I saw in a recent article that this year’s Esports tournament champions earned more than Wimbledon & Masters winners, and I started wondering whether I got it all wrong in life. Why did my parents force me to go play outside instead of playing video games? I could be a millionaire today! Jokes on the side… I became fascinated with the Esports world, so I decided to take a deeper dive into how we got here, and the role digital transformation played in establishing Esports as a real source of income. Esports has seen increased tv coverage recently. Although gaming may seem like it came out of nowhere, this is far from the truth, as Esport’s origins date to the 1970s. Let’s take a deeper look into its history:
The Beginning of Esports
Stanford University hosted the first video game competition on October 19, 1972. In this tournament, Stanford students competed against each other, with the winner taking home a one-year subscription to the Rolling Stone magazine. The big mainstream breakthrough came in 1980 when Atari (a third-party company for Nintendo that was the leader of the video game market from 1975 to the early 1980s) held the Space Invaders Championship that attracted over 10,000 players and brought video games out of the shadows.
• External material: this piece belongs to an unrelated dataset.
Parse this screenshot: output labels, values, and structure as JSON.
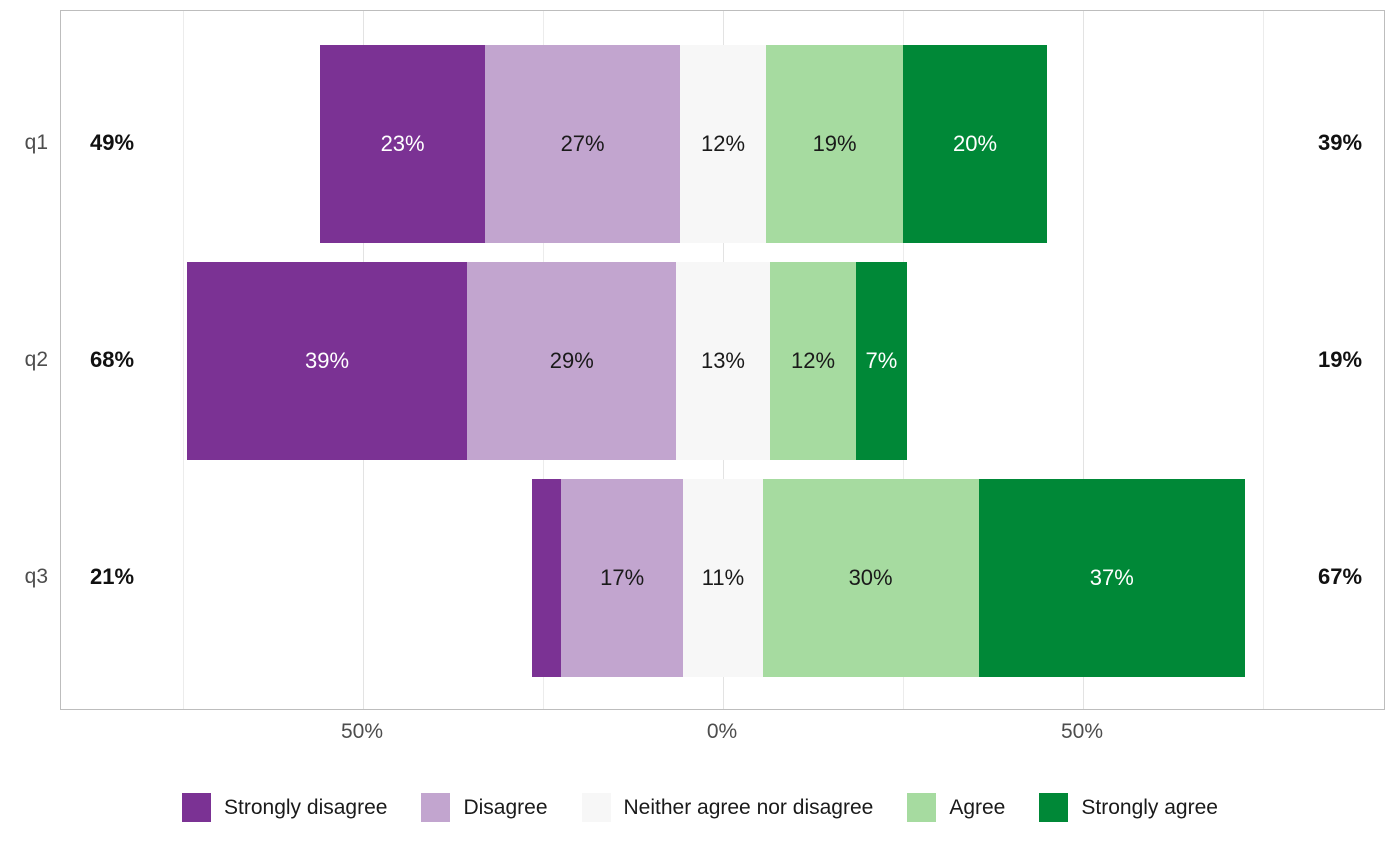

In 1980 Walter Day created Twin Galaxies, the organization that would record and keep world records. This is a significant event in the early Esports development as it allowed players to keep score of games worldwide. This popularity caused video games to make their way onto popular culture through television. Still, gaming only took off in the 1990s when the internet opened up a whole new world of possibilities.
During this period, Nintendo took video games’ controls, graphics, gameplay, and accessibility to a whole new level, making gaming more accessible to people worldwide and allowing competitive gaming to grow. In 1990, Nintendo created The Nintendo World Championships. Events like this one paved the way for much larger video game tournaments towards the end of the decade. In 1990 PC gaming was on the rise, and the internet made it possible for gamers to face off against each other across the world.
The first esports leagues were created at the end of the 1990s, such as the Cyberathlete Professional League (CPL), the Professional Gamers League, and Quakecon. The Red Annihilation, part of Quake, took place in May 1997 and is considered one of the first actual esports competitions. As spectators viewed it in person and online, this was mainstream and received news coverage from newspapers and television networks. By winning the tournament, Dennis “Thresh” Fong put his name into history and earned the tournament’s grand prize, a Ferrari 328 GTS.
During the early 2000s, video games and online gaming continued to attract people and grow in popularity. More players could use home computers that kept becoming more powerful and less expensive. Esports have hit this stratosphere in large part because of the social component of live streaming and gaming. Video gaming-specific streaming platforms like Twitch and YouTube Gaming give fans a direct connection to the players and teams. These platforms played a significant role in bringing competitive gaming to spectators worldwide. Hitting the scene in 2011, Twitch gave esports a platform to reach previously unthinkable heights. Twitch was incredibly important to the development of Esports because it gave anyone interested in the sport a chance to attend. Games like League of Legends (LoL) and Defense of the Ancients 2 (Dota 2) became widely popular, bringing millions of unique views on Twitch.
League of Legends:
In 2011 the first League of Legends World Championship was held 2011 in Sweden. The event had a $100,000 prize money, with the first-place winners taking home $50,000. These numbers continued to grow throughout the years, as in 2017, over 60 million people watched the event. These are incredible numbers as they outshine viewership totals of the United States’ most significant sports leagues such as the MLB and the NBA. The League of Legends World Championships were an essential indicator of the growing fan base of esports; however, the advent of Dota 2 and its tournament, called International, is a testament to how big the sport has become in terms of prize money.
The first International was held on August 1, 2011. The top 16 teams in the world were invited to the event, the first publicly streamed Dota event. The tournament was broadcast in four different languages, with a million-dollar grand prize. Since then, the prize money continued to grow to reach a staggering $10,862,683 in 2017.
What does the future hold for Esports? Well, Esports shows no signs of slowing down. New successful leagues are being introduced, allowing Esports to grow at an exponential rate. In 2006 Google purchased YouTube for $1.65 billion, and Amazon bought Twitch in 2014 for $1 billion. These acquisitions emphasize the importance of the social component of gaming. As the game grows and new digital technologies are brought on board, Esports continues to gain respect as a real sport among more organizations worldwide. For all these reasons and the increased power of technology and digitalization, I believe Esports will continue to grow in the following years and who knows, possibly become an Olympic sport one day.